What does speciality coffee smell like compared to supermarket coffee?
Supermarket commodity coffee smells predominantly of roast — a flat, generic, slightly burnt quality that has become so normalised in the UK that most people simply associate it with 'coffee smell.' Genuinely speciality-grade coffee, particularly a washed-process Colombian like Madrigal, smells layered and specific: toasted almonds at the front, then deeper milk chocolate sweetness, then a faint citrus brightness from the lemon-like acidity that characterises the Risaralda origin. Ground fresh immediately before brewing, these aromatics intensify further. The difference is not subtle — it is immediately, strikingly apparent to anyone who pays attention to it for the first time.
Why is speciality coffee more expensive than supermarket coffee in the UK?

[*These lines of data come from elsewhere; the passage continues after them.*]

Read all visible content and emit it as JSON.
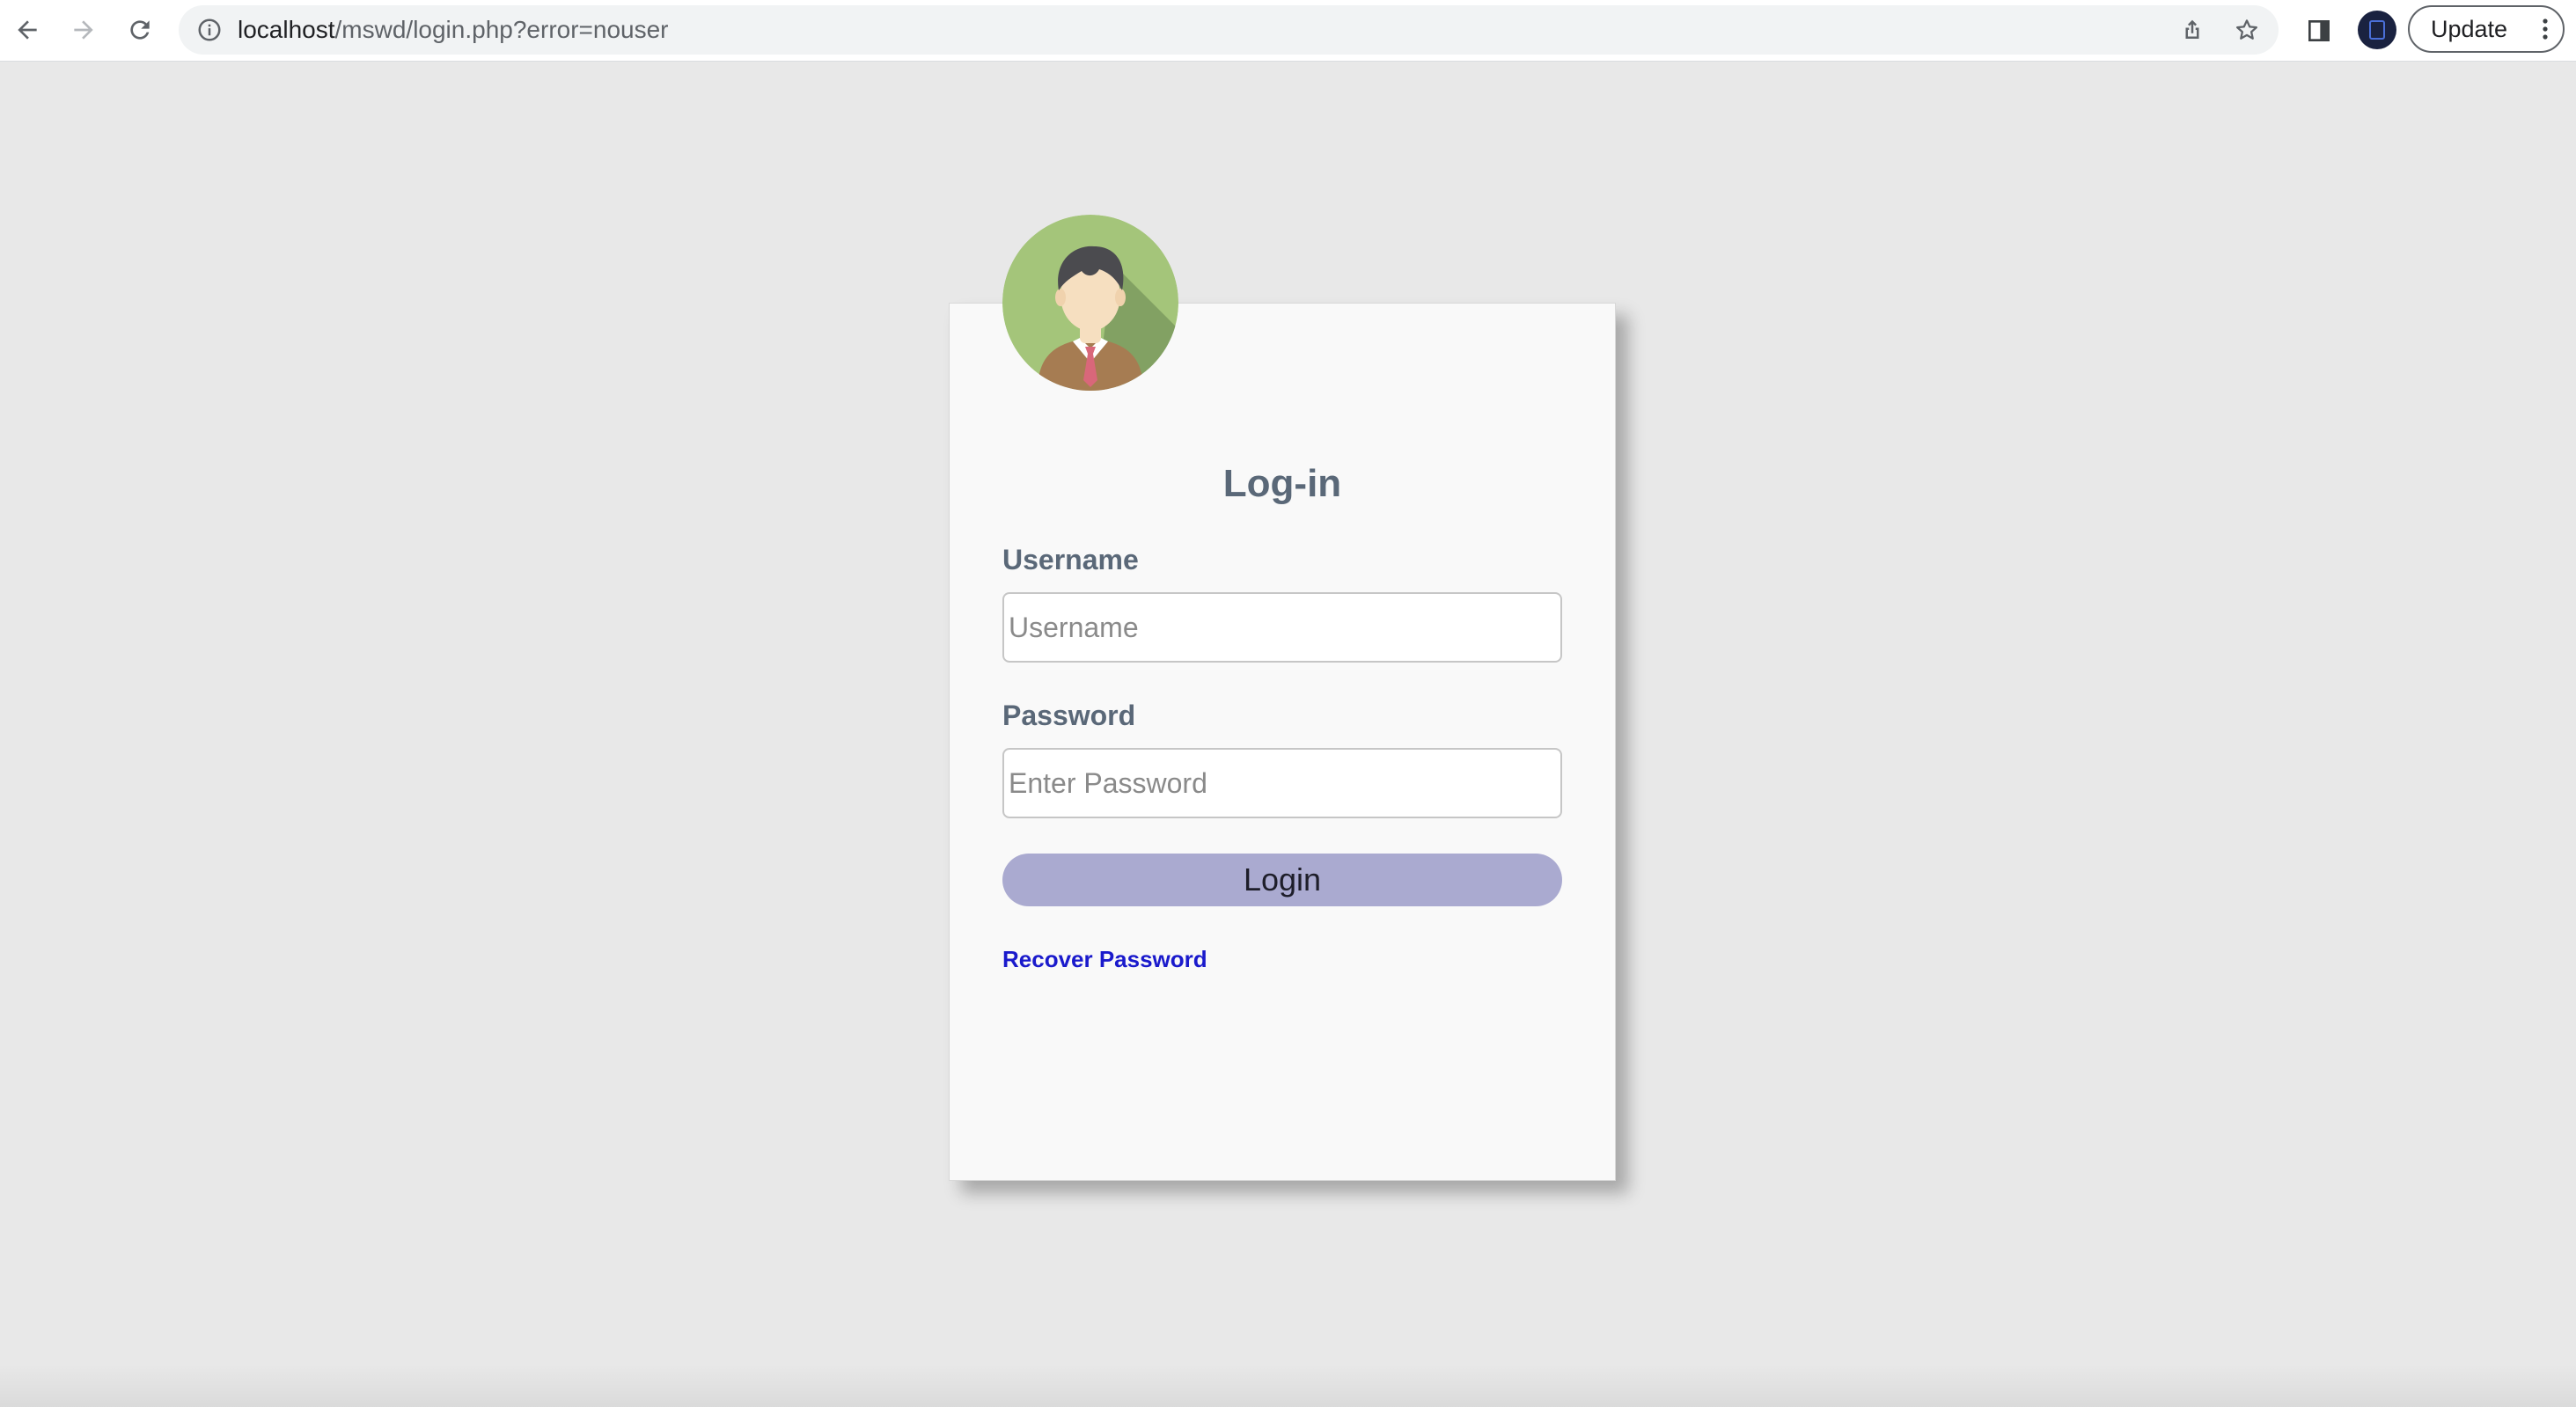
{
  "browser": {
    "url_host": "localhost",
    "url_path": "/mswd/login.php?error=nouser",
    "update_label": "Update",
    "icons": {
      "back": "arrow-left-icon",
      "forward": "arrow-right-icon",
      "reload": "reload-icon",
      "site_info": "info-icon",
      "share": "share-icon",
      "bookmark": "star-icon",
      "side_panel": "side-panel-icon",
      "menu": "kebab-menu-icon"
    }
  },
  "login": {
    "title": "Log-in",
    "username_label": "Username",
    "username_placeholder": "Username",
    "username_value": "",
    "password_label": "Password",
    "password_placeholder": "Enter Password",
    "password_value": "",
    "submit_label": "Login",
    "recover_label": "Recover Password"
  },
  "colors": {
    "page_background": "#e8e8e8",
    "card_background": "#f9f9f9",
    "label_text": "#5a6878",
    "button_background": "#aaaad0",
    "link": "#1a1acc",
    "avatar_background": "#a4c57a"
  }
}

The premium reflects decisions made at every stage of production that prioritise quality over volume: selective hand-picking of ripe cherries (which costs more than strip-harvesting), careful washed processing, independent quality grading to confirm speciality-grade scoring, direct sourcing from cooperatives like ASOCAFE TATAMÁ that pays producers properly for quality lots, and small-batch roasting calibrated for the specific bean rather than industrial throughput. At £35 for 250g of Madrigal whole beans, the per-cup cost on a filter ratio is approximately £1.10–£1.40 — comparable to a café cup of the same quality, but drunk at home, fresher, and with full knowledge of what you're drinking.

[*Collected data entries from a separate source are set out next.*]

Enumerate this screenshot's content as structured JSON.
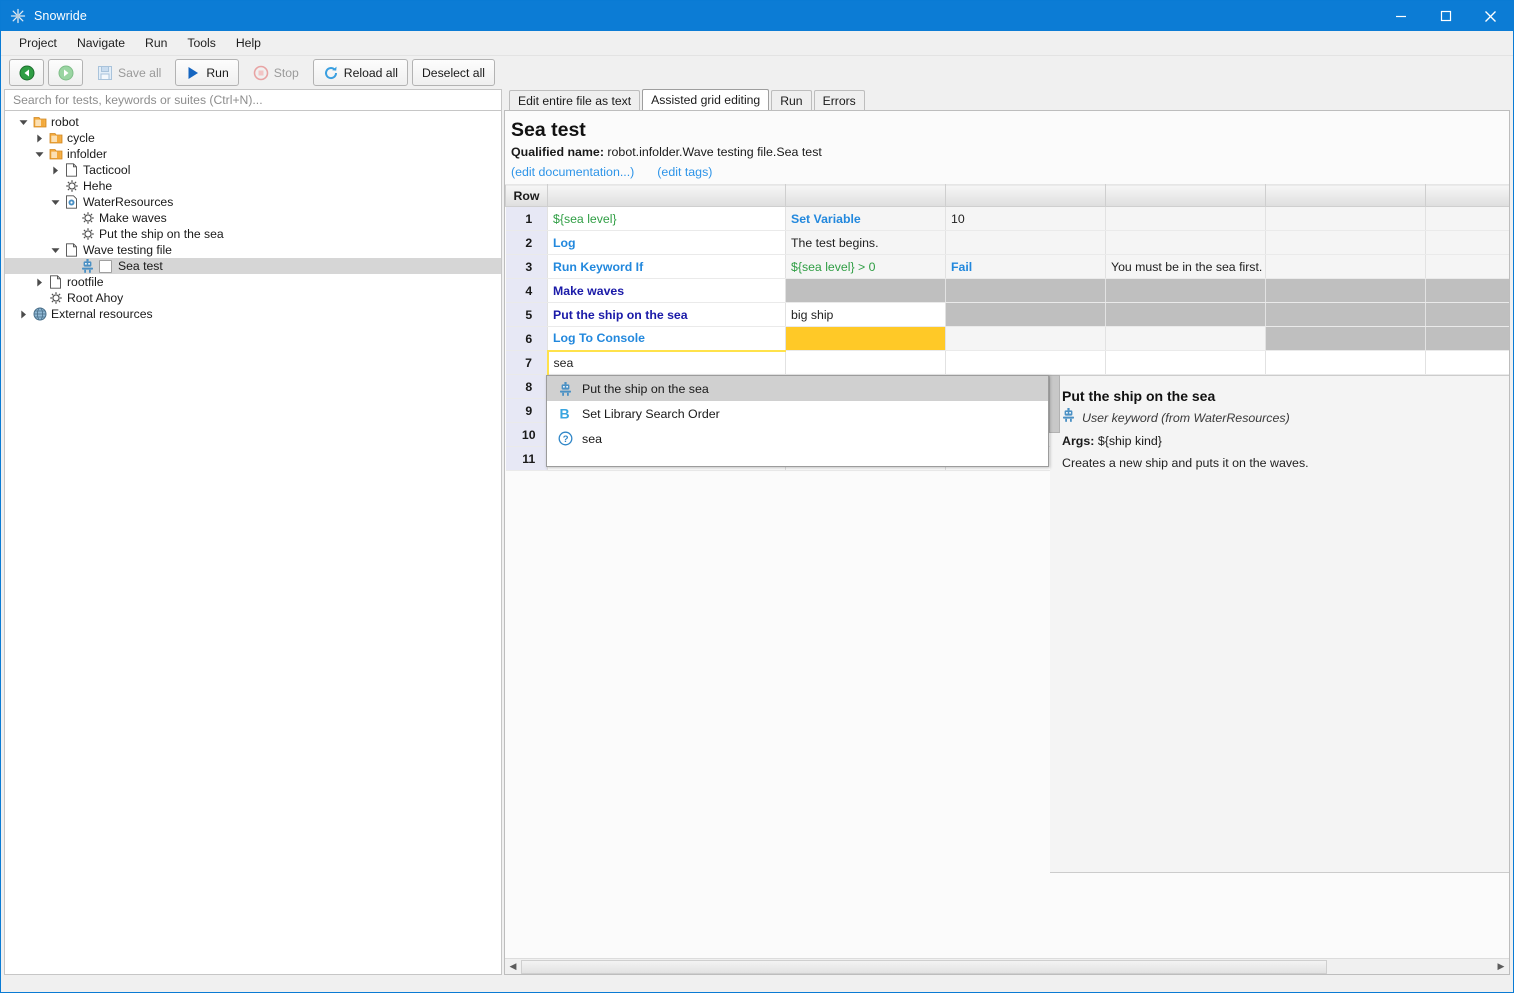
{
  "window": {
    "title": "Snowride",
    "app_icon": "snowflake-icon",
    "minimize_label": "Minimize",
    "maximize_label": "Maximize",
    "close_label": "Close"
  },
  "menubar": {
    "items": [
      {
        "label": "Project"
      },
      {
        "label": "Navigate"
      },
      {
        "label": "Run"
      },
      {
        "label": "Tools"
      },
      {
        "label": "Help"
      }
    ]
  },
  "toolbar": {
    "back_label": "",
    "forward_label": "",
    "save_all_label": "Save all",
    "run_label": "Run",
    "stop_label": "Stop",
    "reload_all_label": "Reload all",
    "deselect_all_label": "Deselect all"
  },
  "search": {
    "placeholder": "Search for tests, keywords or suites (Ctrl+N)...",
    "value": ""
  },
  "tree": {
    "nodes": [
      {
        "label": "robot",
        "indent": 0,
        "twisty": "down",
        "icon": "suite-folder-icon",
        "selected": false,
        "checkbox": false
      },
      {
        "label": "cycle",
        "indent": 1,
        "twisty": "right",
        "icon": "suite-folder-icon",
        "selected": false,
        "checkbox": false
      },
      {
        "label": "infolder",
        "indent": 1,
        "twisty": "down",
        "icon": "suite-folder-icon",
        "selected": false,
        "checkbox": false
      },
      {
        "label": "Tacticool",
        "indent": 2,
        "twisty": "right",
        "icon": "file-icon",
        "selected": false,
        "checkbox": false
      },
      {
        "label": "Hehe",
        "indent": 2,
        "twisty": "none",
        "icon": "keyword-gear-icon",
        "selected": false,
        "checkbox": false
      },
      {
        "label": "WaterResources",
        "indent": 2,
        "twisty": "down",
        "icon": "resource-file-icon",
        "selected": false,
        "checkbox": false
      },
      {
        "label": "Make waves",
        "indent": 3,
        "twisty": "none",
        "icon": "keyword-gear-icon",
        "selected": false,
        "checkbox": false
      },
      {
        "label": "Put the ship on the sea",
        "indent": 3,
        "twisty": "none",
        "icon": "keyword-gear-icon",
        "selected": false,
        "checkbox": false
      },
      {
        "label": "Wave testing file",
        "indent": 2,
        "twisty": "down",
        "icon": "file-icon",
        "selected": false,
        "checkbox": false
      },
      {
        "label": "Sea test",
        "indent": 3,
        "twisty": "none",
        "icon": "test-robot-icon",
        "selected": true,
        "checkbox": true
      },
      {
        "label": "rootfile",
        "indent": 1,
        "twisty": "right",
        "icon": "file-icon",
        "selected": false,
        "checkbox": false
      },
      {
        "label": "Root Ahoy",
        "indent": 1,
        "twisty": "none",
        "icon": "keyword-gear-icon",
        "selected": false,
        "checkbox": false
      },
      {
        "label": "External resources",
        "indent": 0,
        "twisty": "right",
        "icon": "globe-icon",
        "selected": false,
        "checkbox": false
      }
    ]
  },
  "tabs": [
    {
      "label": "Edit entire file as text",
      "active": false
    },
    {
      "label": "Assisted grid editing",
      "active": true
    },
    {
      "label": "Run",
      "active": false
    },
    {
      "label": "Errors",
      "active": false
    }
  ],
  "testdoc": {
    "title": "Sea test",
    "qualified_label": "Qualified name:",
    "qualified_value": "robot.infolder.Wave testing file.Sea test",
    "edit_documentation_link": "(edit documentation...)",
    "edit_tags_link": "(edit tags)"
  },
  "grid": {
    "row_header": "Row",
    "columns": [
      "Row",
      "",
      "",
      "",
      "",
      "",
      ""
    ],
    "rows": [
      {
        "num": "1",
        "cells": [
          {
            "text": "${sea level}",
            "style": "var-green",
            "bg": "white"
          },
          {
            "text": "Set Variable",
            "style": "kw-blue",
            "bg": "alt"
          },
          {
            "text": "10",
            "style": "plain",
            "bg": "alt"
          },
          {
            "text": "",
            "style": "plain",
            "bg": "alt"
          },
          {
            "text": "",
            "style": "plain",
            "bg": "alt"
          },
          {
            "text": "",
            "style": "plain",
            "bg": "alt"
          }
        ]
      },
      {
        "num": "2",
        "cells": [
          {
            "text": "Log",
            "style": "kw-blue",
            "bg": "white"
          },
          {
            "text": "The test begins.",
            "style": "plain",
            "bg": "alt"
          },
          {
            "text": "",
            "style": "plain",
            "bg": "alt"
          },
          {
            "text": "",
            "style": "plain",
            "bg": "alt"
          },
          {
            "text": "",
            "style": "plain",
            "bg": "alt"
          },
          {
            "text": "",
            "style": "plain",
            "bg": "alt"
          }
        ]
      },
      {
        "num": "3",
        "cells": [
          {
            "text": "Run Keyword If",
            "style": "kw-blue",
            "bg": "white"
          },
          {
            "text": "${sea level} > 0",
            "style": "var-green",
            "bg": "alt"
          },
          {
            "text": "Fail",
            "style": "kw-blue",
            "bg": "alt"
          },
          {
            "text": "You must be in the sea first.",
            "style": "plain",
            "bg": "alt"
          },
          {
            "text": "",
            "style": "plain",
            "bg": "alt"
          },
          {
            "text": "",
            "style": "plain",
            "bg": "alt"
          }
        ]
      },
      {
        "num": "4",
        "cells": [
          {
            "text": "Make waves",
            "style": "kw-navy",
            "bg": "white"
          },
          {
            "text": "",
            "style": "plain",
            "bg": "grey"
          },
          {
            "text": "",
            "style": "plain",
            "bg": "grey"
          },
          {
            "text": "",
            "style": "plain",
            "bg": "grey"
          },
          {
            "text": "",
            "style": "plain",
            "bg": "grey"
          },
          {
            "text": "",
            "style": "plain",
            "bg": "grey"
          }
        ]
      },
      {
        "num": "5",
        "cells": [
          {
            "text": "Put the ship on the sea",
            "style": "kw-navy",
            "bg": "white"
          },
          {
            "text": "big ship",
            "style": "plain",
            "bg": "white"
          },
          {
            "text": "",
            "style": "plain",
            "bg": "grey"
          },
          {
            "text": "",
            "style": "plain",
            "bg": "grey"
          },
          {
            "text": "",
            "style": "plain",
            "bg": "grey"
          },
          {
            "text": "",
            "style": "plain",
            "bg": "grey"
          }
        ]
      },
      {
        "num": "6",
        "cells": [
          {
            "text": "Log To Console",
            "style": "kw-blue",
            "bg": "white"
          },
          {
            "text": "",
            "style": "plain",
            "bg": "yellow"
          },
          {
            "text": "",
            "style": "plain",
            "bg": "alt"
          },
          {
            "text": "",
            "style": "plain",
            "bg": "alt"
          },
          {
            "text": "",
            "style": "plain",
            "bg": "grey"
          },
          {
            "text": "",
            "style": "plain",
            "bg": "grey"
          }
        ]
      },
      {
        "num": "7",
        "editing_value": "sea",
        "cells": [
          {
            "text": "sea",
            "style": "plain",
            "bg": "editing"
          },
          {
            "text": "",
            "style": "plain",
            "bg": "white"
          },
          {
            "text": "",
            "style": "plain",
            "bg": "white"
          },
          {
            "text": "",
            "style": "plain",
            "bg": "white"
          },
          {
            "text": "",
            "style": "plain",
            "bg": "white"
          },
          {
            "text": "",
            "style": "plain",
            "bg": "white"
          }
        ]
      },
      {
        "num": "8",
        "cells": [
          {
            "text": "",
            "style": "plain",
            "bg": "white"
          },
          {
            "text": "",
            "style": "plain",
            "bg": "white"
          },
          {
            "text": "",
            "style": "plain",
            "bg": "white"
          },
          {
            "text": "",
            "style": "plain",
            "bg": "white"
          },
          {
            "text": "",
            "style": "plain",
            "bg": "white"
          },
          {
            "text": "",
            "style": "plain",
            "bg": "white"
          }
        ]
      },
      {
        "num": "9",
        "cells": [
          {
            "text": "",
            "style": "plain",
            "bg": "white"
          },
          {
            "text": "",
            "style": "plain",
            "bg": "white"
          },
          {
            "text": "",
            "style": "plain",
            "bg": "white"
          },
          {
            "text": "",
            "style": "plain",
            "bg": "white"
          },
          {
            "text": "",
            "style": "plain",
            "bg": "white"
          },
          {
            "text": "",
            "style": "plain",
            "bg": "white"
          }
        ]
      },
      {
        "num": "10",
        "cells": [
          {
            "text": "",
            "style": "plain",
            "bg": "white"
          },
          {
            "text": "",
            "style": "plain",
            "bg": "white"
          },
          {
            "text": "",
            "style": "plain",
            "bg": "white"
          },
          {
            "text": "",
            "style": "plain",
            "bg": "white"
          },
          {
            "text": "",
            "style": "plain",
            "bg": "white"
          },
          {
            "text": "",
            "style": "plain",
            "bg": "white"
          }
        ]
      },
      {
        "num": "11",
        "cells": [
          {
            "text": "",
            "style": "plain",
            "bg": "white"
          },
          {
            "text": "",
            "style": "plain",
            "bg": "white"
          },
          {
            "text": "",
            "style": "plain",
            "bg": "white"
          },
          {
            "text": "",
            "style": "plain",
            "bg": "white"
          },
          {
            "text": "",
            "style": "plain",
            "bg": "white"
          },
          {
            "text": "",
            "style": "plain",
            "bg": "white"
          }
        ]
      }
    ]
  },
  "autocomplete": {
    "items": [
      {
        "label": "Put the ship on the sea",
        "icon": "test-robot-icon",
        "selected": true
      },
      {
        "label": "Set Library Search Order",
        "icon": "builtin-b-icon",
        "selected": false
      },
      {
        "label": "sea",
        "icon": "unknown-question-icon",
        "selected": false
      }
    ]
  },
  "keyword_doc": {
    "title": "Put the ship on the sea",
    "icon": "test-robot-icon",
    "kind": "User keyword (from WaterResources)",
    "args_label": "Args:",
    "args_value": "${ship kind}",
    "description": "Creates a new ship and puts it on the waves."
  },
  "statusbar": {
    "text": ""
  },
  "colors": {
    "titlebar": "#0c7cd5",
    "accent_link": "#2d94e8",
    "keyword_blue": "#2288dd",
    "user_keyword_navy": "#1a1aa8",
    "variable_green": "#2f9e44",
    "cell_highlight_yellow": "#ffc927",
    "cell_disabled_grey": "#bfbfbf",
    "rownum_bg": "#e7e8f5",
    "selection_grey": "#d6d6d6"
  }
}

Does speciality coffee have less caffeine than regular supermarket coffee?
Not necessarily — and the relationship between roast level and caffeine is frequently misunderstood. Darker roasts do not have significantly more caffeine than lighter or medium roasts; the difference is marginal and rarely meaningful in practice. What changes with roast level is flavour, not caffeine content. Madrigal's medium roast means it has broadly similar caffeine content to most supermarket coffees of comparable serving size. What it does not have is the excessive bitterness and carbon taste that most people associate with 'strong' coffee, which is roast intensity, not caffeine density. A Madrigal espresso can be genuinely silky and flavourful while delivering the same caffeine as a harsh supermarket blend.
How long does speciality coffee stay fresh after opening, and does it go off faster than supermarket coffee?

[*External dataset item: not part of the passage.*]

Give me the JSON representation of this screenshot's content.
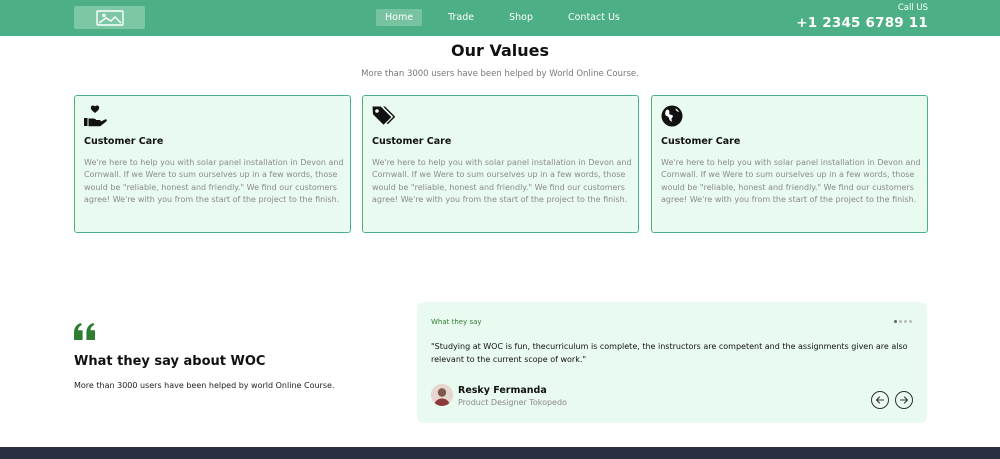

Speciality coffee typically has a shorter practical freshness window than supermarket coffee — not because it goes off faster in any harmful sense, but because the aromatic complexity that makes it worth buying begins to degrade once the bag is opened and the beans are exposed to oxygen. Whole beans at optimal storage (airtight container, cool dark cupboard) stay at their best for 4–6 weeks after opening. The reason supermarket coffee seems to last longer is that most of its aromatic volatiles were already lost in processing and extended shelf storage — there is simply less to degrade. Madrigal is sold as whole beans only, because grinding to order is the single most effective way to preserve and express the origin character in the cup.